In my view, the best lens available today for the Micro Four Thirds format is the Panasonic Leica DG Nocticron 42.5mm f/1.2 ASPH; see my review of the Panasonic Leica DG Nocticron 42.5mm f/1.2 ASPH in Guide to Mirrorless.
The 42.5/1.2 is now being offered with a $100 instant savings through August 2nd.
Also on my “must have” list for M4/3 are the Panasonic Leica 25mm f/1.4 Summilux.
The Panasonic Leica 15mm f/1.7 DG Summilux shares the brilliance and sharpness characteristics—with a twist.
John L writes:
My 4-year-old yanked the cord between camera and computer when I was upgrading firmware to ver 1.1 for my Lumix/Leica Nocticron 42.5. I have an Olympus Pen E-P5 and used Olympus' Digital Camera Updater for the process. It gave me a due warning not to touch the camera (red stop signs at the rear screen) and this was all it took to trigger my daughters curiosity.

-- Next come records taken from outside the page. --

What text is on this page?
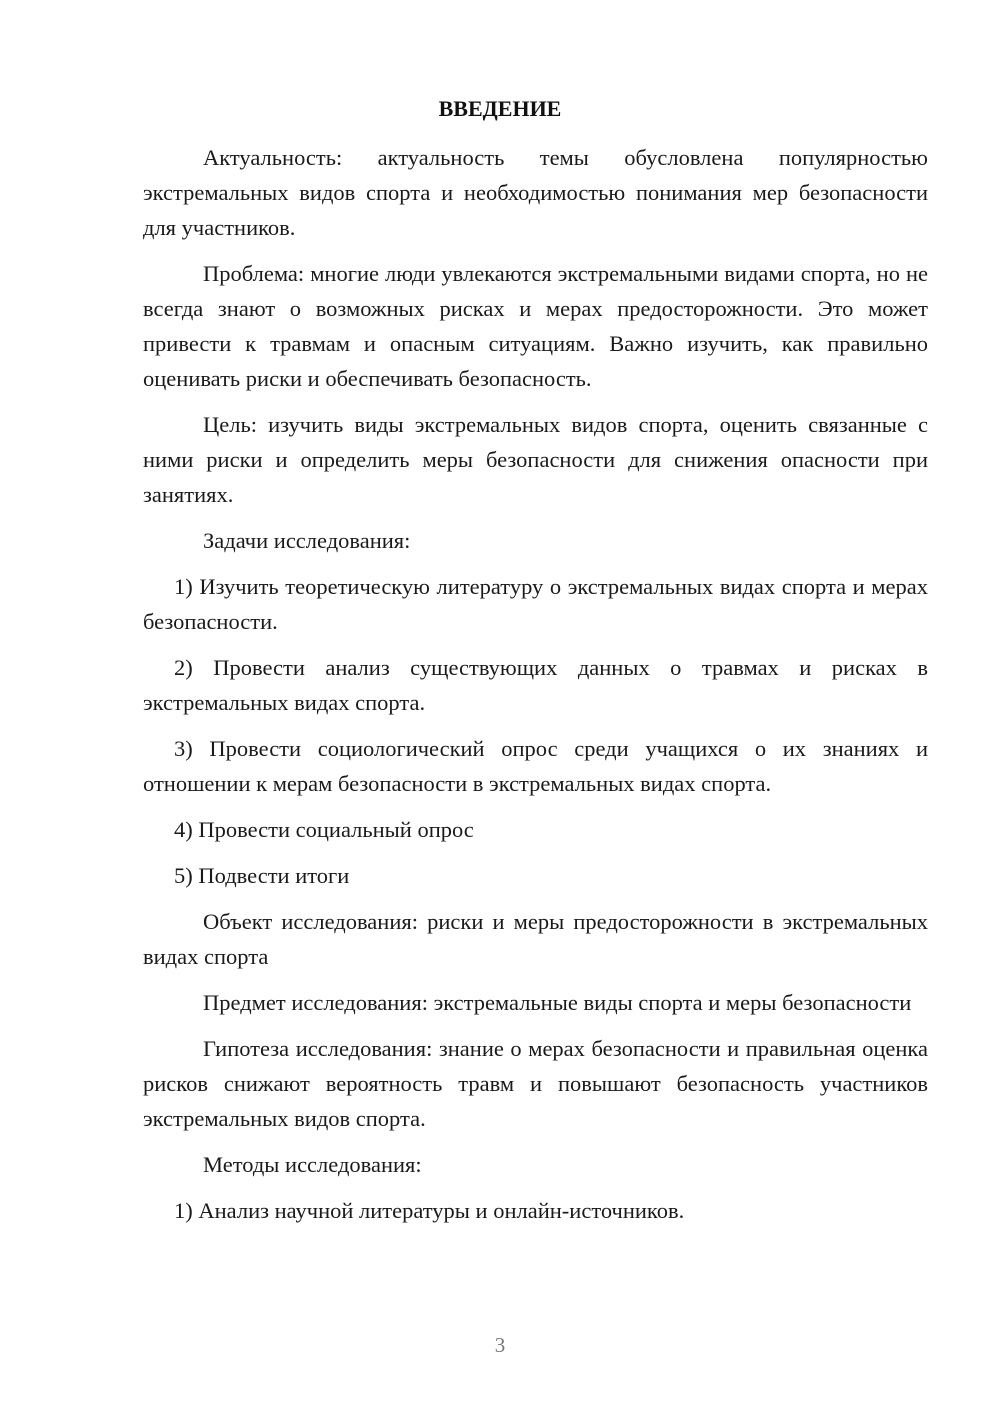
ВВЕДЕНИЕ

Актуальность: актуальность темы обусловлена популярностью экстремальных видов спорта и необходимостью понимания мер безопасности для участников.

Проблема: многие люди увлекаются экстремальными видами спорта, но не всегда знают о возможных рисках и мерах предосторожности. Это может привести к травмам и опасным ситуациям. Важно изучить, как правильно оценивать риски и обеспечивать безопасность.

Цель: изучить виды экстремальных видов спорта, оценить связанные с ними риски и определить меры безопасности для снижения опасности при занятиях.

Задачи исследования:

1) Изучить теоретическую литературу о экстремальных видах спорта и мерах безопасности.

2) Провести анализ существующих данных о травмах и рисках в экстремальных видах спорта.

3) Провести социологический опрос среди учащихся о их знаниях и отношении к мерам безопасности в экстремальных видах спорта.

4) Провести социальный опрос

5) Подвести итоги

Объект исследования: риски и меры предосторожности в экстремальных видах спорта

Предмет исследования: экстремальные виды спорта и меры безопасности

Гипотеза исследования: знание о мерах безопасности и правильная оценка рисков снижают вероятность травм и повышают безопасность участников экстремальных видов спорта.

Методы исследования:

1) Анализ научной литературы и онлайн-источников.

3
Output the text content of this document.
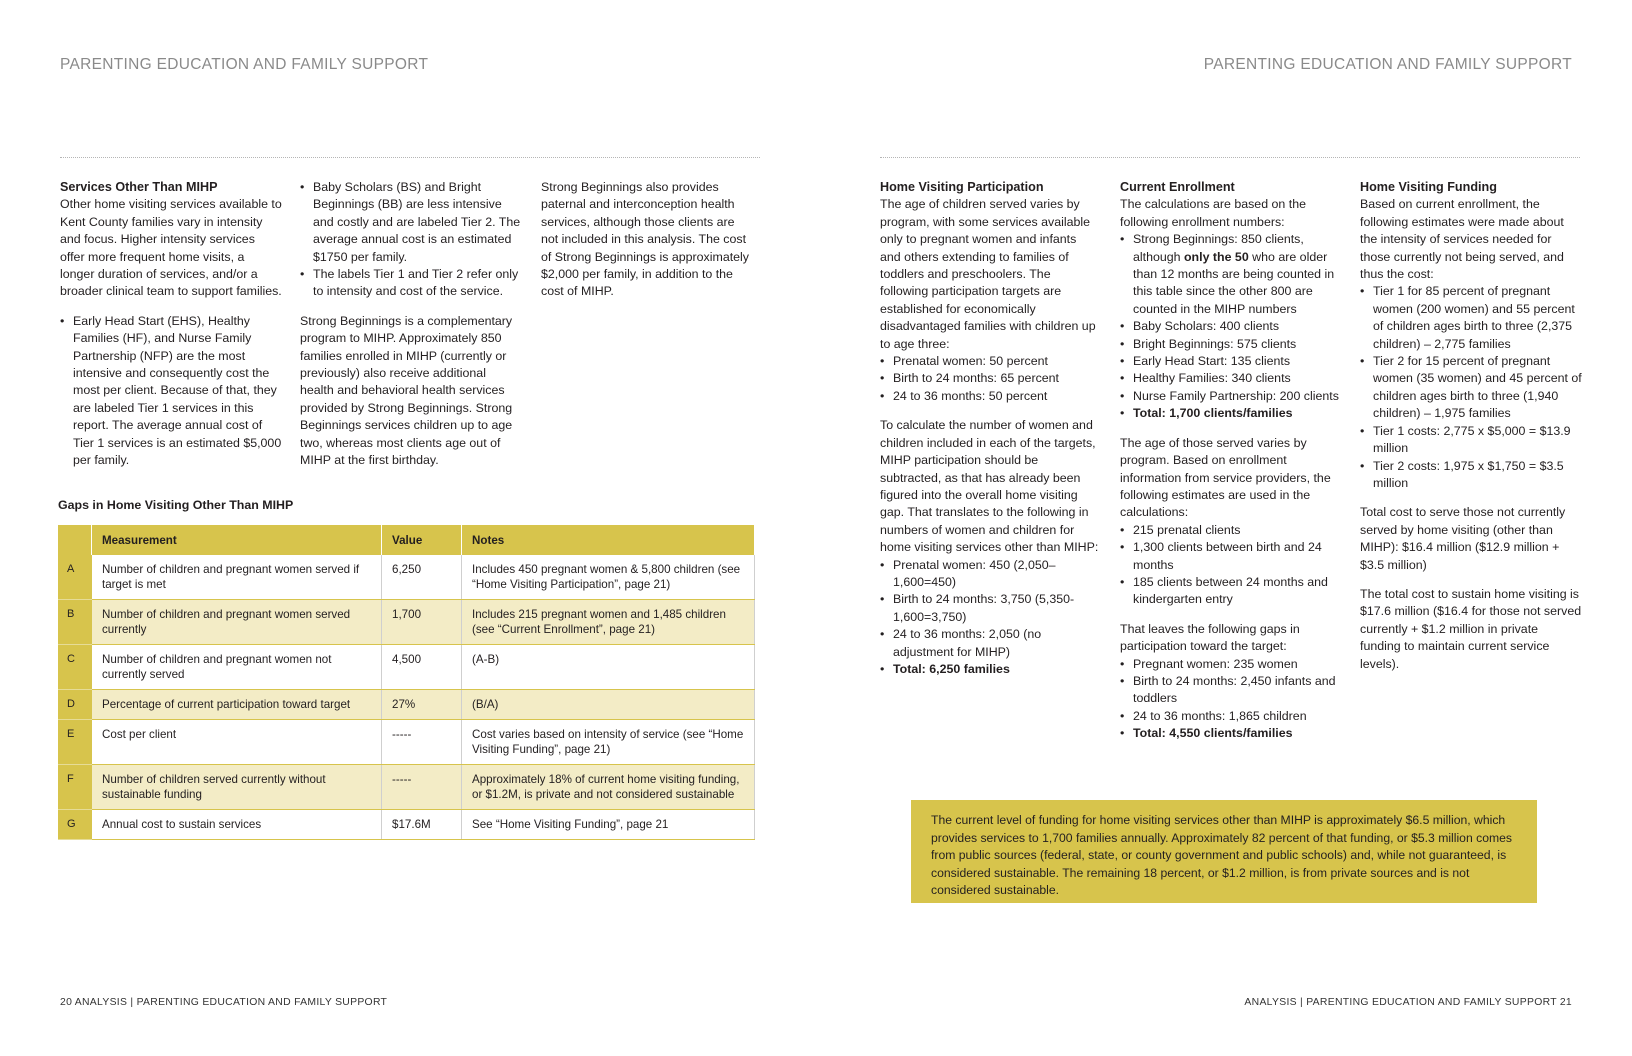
PARENTING EDUCATION AND FAMILY SUPPORT	PARENTING EDUCATION AND FAMILY SUPPORT
Services Other Than MIHP

Other home visiting services available to Kent County families vary in intensity and focus. Higher intensity services offer more frequent home visits, a longer duration of services, and/or a broader clinical team to support families.

• Early Head Start (EHS), Healthy Families (HF), and Nurse Family Partnership (NFP) are the most intensive and consequently cost the most per client. Because of that, they are labeled Tier 1 services in this report. The average annual cost of Tier 1 services is an estimated $5,000 per family.
• Baby Scholars (BS) and Bright Beginnings (BB) are less intensive and costly and are labeled Tier 2. The average annual cost is an estimated $1750 per family.
• The labels Tier 1 and Tier 2 refer only to intensity and cost of the service.

Strong Beginnings is a complementary program to MIHP. Approximately 850 families enrolled in MIHP (currently or previously) also receive additional health and behavioral health services provided by Strong Beginnings. Strong Beginnings services children up to age two, whereas most clients age out of MIHP at the first birthday.

Strong Beginnings also provides paternal and interconception health services, although those clients are not included in this analysis. The cost of Strong Beginnings is approximately $2,000 per family, in addition to the cost of MIHP.

Gaps in Home Visiting Other Than MIHP
	Measurement	Value	Notes
A	Number of children and pregnant women served if target is met	6,250	Includes 450 pregnant women & 5,800 children (see “Home Visiting Participation”, page 21)
B	Number of children and pregnant women served currently	1,700	Includes 215 pregnant women and 1,485 children (see “Current Enrollment”, page 21)
C	Number of children and pregnant women not currently served	4,500	(A-B)
D	Percentage of current participation toward target	27%	(B/A)
E	Cost per client	-----	Cost varies based on intensity of service (see “Home Visiting Funding”, page 21)
F	Number of children served currently without sustainable funding	-----	Approximately 18% of current home visiting funding, or $1.2M, is private and not considered sustainable
G	Annual cost to sustain services	$17.6M	See “Home Visiting Funding”, page 21
Home Visiting Participation

The age of children served varies by program, with some services available only to pregnant women and infants and others extending to families of toddlers and preschoolers. The following participation targets are established for economically disadvantaged families with children up to age three:

• Prenatal women: 50 percent
• Birth to 24 months: 65 percent
• 24 to 36 months: 50 percent

To calculate the number of women and children included in each of the targets, MIHP participation should be subtracted, as that has already been figured into the overall home visiting gap. That translates to the following in numbers of women and children for home visiting services other than MIHP:

• Prenatal women: 450 (2,050–1,600=450)
• Birth to 24 months: 3,750 (5,350-1,600=3,750)
• 24 to 36 months: 2,050 (no adjustment for MIHP)
• Total: 6,250 families
Current Enrollment

The calculations are based on the following enrollment numbers:

• Strong Beginnings: 850 clients, although only the 50 who are older than 12 months are being counted in this table since the other 800 are counted in the MIHP numbers
• Baby Scholars: 400 clients
• Bright Beginnings: 575 clients
• Early Head Start: 135 clients
• Healthy Families: 340 clients
• Nurse Family Partnership: 200 clients
• Total: 1,700 clients/families

The age of those served varies by program. Based on enrollment information from service providers, the following estimates are used in the calculations:

• 215 prenatal clients
• 1,300 clients between birth and 24 months
• 185 clients between 24 months and kindergarten entry

That leaves the following gaps in participation toward the target:

• Pregnant women: 235 women
• Birth to 24 months: 2,450 infants and toddlers
• 24 to 36 months: 1,865 children
• Total: 4,550 clients/families
Home Visiting Funding

Based on current enrollment, the following estimates were made about the intensity of services needed for those currently not being served, and thus the cost:

• Tier 1 for 85 percent of pregnant women (200 women) and 55 percent of children ages birth to three (2,375 children) – 2,775 families
• Tier 2 for 15 percent of pregnant women (35 women) and 45 percent of children ages birth to three (1,940 children) – 1,975 families
• Tier 1 costs: 2,775 x $5,000 = $13.9 million
• Tier 2 costs: 1,975 x $1,750 = $3.5 million

Total cost to serve those not currently served by home visiting (other than MIHP): $16.4 million ($12.9 million + $3.5 million)

The total cost to sustain home visiting is $17.6 million ($16.4 for those not served currently + $1.2 million in private funding to maintain current service levels).

The current level of funding for home visiting services other than MIHP is approximately $6.5 million, which provides services to 1,700 families annually. Approximately 82 percent of that funding, or $5.3 million comes from public sources (federal, state, or county government and public schools) and, while not guaranteed, is considered sustainable. The remaining 18 percent, or $1.2 million, is from private sources and is not considered sustainable.
20 ANALYSIS | PARENTING EDUCATION AND FAMILY SUPPORT	ANALYSIS | PARENTING EDUCATION AND FAMILY SUPPORT 21
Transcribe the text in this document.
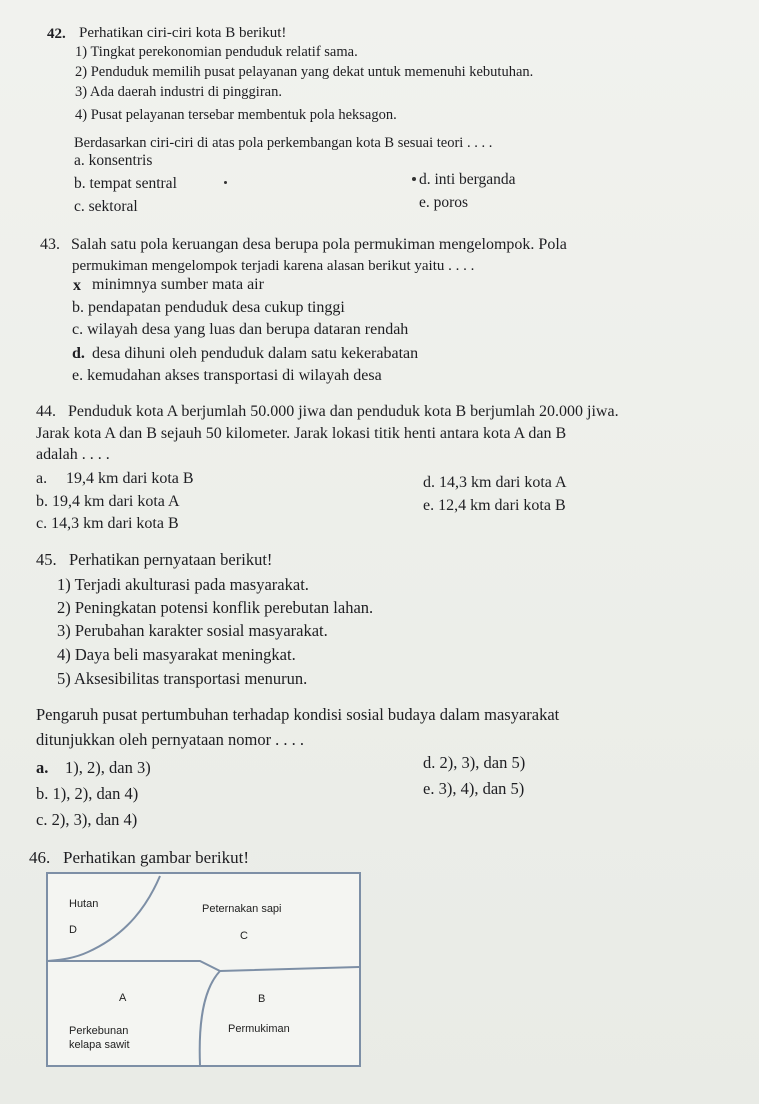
42. Perhatikan ciri-ciri kota B berikut!
1) Tingkat perekonomian penduduk relatif sama.
2) Penduduk memilih pusat pelayanan yang dekat untuk memenuhi kebutuhan.
3) Ada daerah industri di pinggiran.
4) Pusat pelayanan tersebar membentuk pola heksagon.
Berdasarkan ciri-ciri di atas pola perkembangan kota B sesuai teori . . . .
a. konsentris
b. tempat sentral
c. sektoral
d. inti berganda
e. poros
43. Salah satu pola keruangan desa berupa pola permukiman mengelompok. Pola
permukiman mengelompok terjadi karena alasan berikut yaitu . . . .
x minimnya sumber mata air
b. pendapatan penduduk desa cukup tinggi
c. wilayah desa yang luas dan berupa dataran rendah
d. desa dihuni oleh penduduk dalam satu kekerabatan
e. kemudahan akses transportasi di wilayah desa
44. Penduduk kota A berjumlah 50.000 jiwa dan penduduk kota B berjumlah 20.000 jiwa.
Jarak kota A dan B sejauh 50 kilometer. Jarak lokasi titik henti antara kota A dan B
adalah . . . .
a. 19,4 km dari kota B
b. 19,4 km dari kota A
c. 14,3 km dari kota B
d. 14,3 km dari kota A
e. 12,4 km dari kota B
45. Perhatikan pernyataan berikut!
1) Terjadi akulturasi pada masyarakat.
2) Peningkatan potensi konflik perebutan lahan.
3) Perubahan karakter sosial masyarakat.
4) Daya beli masyarakat meningkat.
5) Aksesibilitas transportasi menurun.
Pengaruh pusat pertumbuhan terhadap kondisi sosial budaya dalam masyarakat
ditunjukkan oleh pernyataan nomor . . . .
a. 1), 2), dan 3)
b. 1), 2), dan 4)
c. 2), 3), dan 4)
d. 2), 3), dan 5)
e. 3), 4), dan 5)
46. Perhatikan gambar berikut!
Hutan	Peternakan sapi
D	C
A	B
Perkebunan
kelapa sawit
Permukiman
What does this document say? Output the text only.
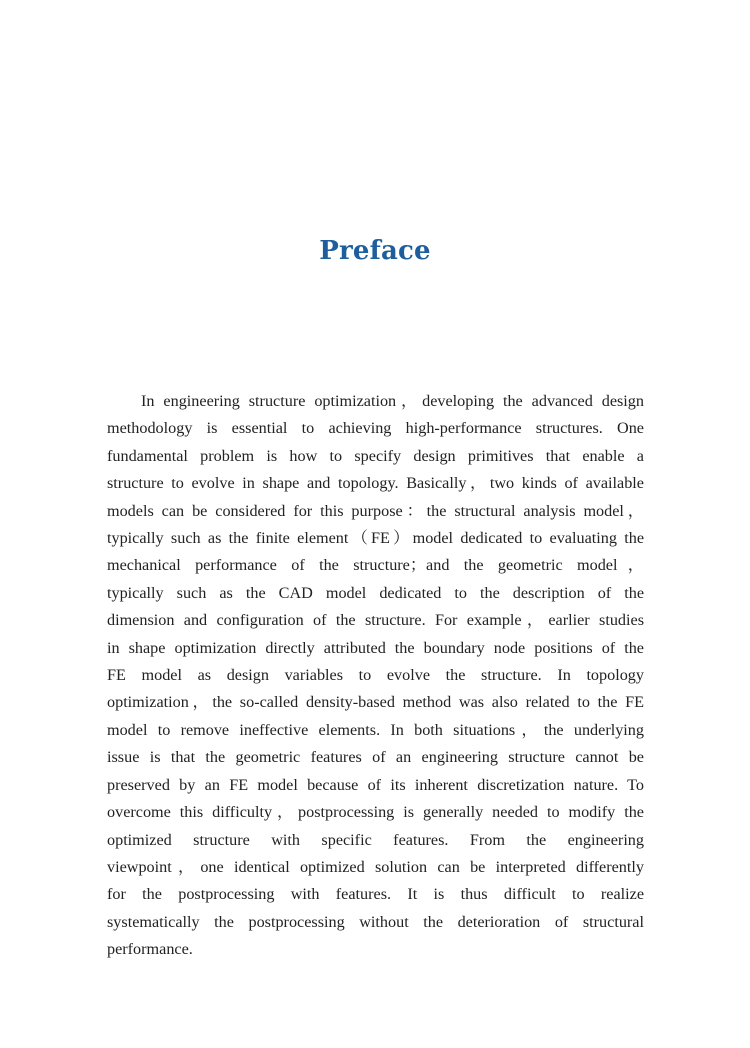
Preface
In engineering structure optimization，developing the advanced design
methodology is essential to achieving high-performance structures. One
fundamental problem is how to specify design primitives that enable a
structure to evolve in shape and topology. Basically，two kinds of available
models can be considered for this purpose：the structural analysis model，
typically such as the finite element（FE）model dedicated to evaluating the
mechanical performance of the structure；and the geometric model，
typically such as the CAD model dedicated to the description of the
dimension and configuration of the structure. For example，earlier studies
in shape optimization directly attributed the boundary node positions of the
FE model as design variables to evolve the structure. In topology
optimization，the so-called density-based method was also related to the FE
model to remove ineffective elements. In both situations，the underlying
issue is that the geometric features of an engineering structure cannot be
preserved by an FE model because of its inherent discretization nature. To
overcome this difficulty，postprocessing is generally needed to modify the
optimized structure with specific features. From the engineering
viewpoint，one identical optimized solution can be interpreted differently
for the postprocessing with features. It is thus difficult to realize
systematically the postprocessing without the deterioration of structural
performance.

Now the lens is a paperweight. It produces no image and isn't even 'seen' by the camera. I have also tried it on a Lumix GM1 to no avail. I also tried to upgrade via the Lumix camera (download to formatted memory card), but the Lumix simply states that "lens was not attached properly".
The lens was sent to Panasonic for repair on May 31st and after 2 months it still hasn't been returned. Allegedly this is due to problems with Polish customs authorities (Panasonic has its European service department in Poland), but I have seen no documentation. I think this should serve as a warning to people considering buying these fully electronic lenses. Mishaps do actually happen, and in this case it has rendered my USD 2000 lens useless. Also, I'm really frustrated over Panasonic dragging it's feet.
DIGLLOYD: Years from now, Zeiss Zeiss ZF.2 lenses will still function fine. Proof of this is in using a ZF.2 with purely mechanical adapter on Canon, or a failed CPU chip on Nikon—the lens can still be used. As for service, we have it relatively good here in the USA.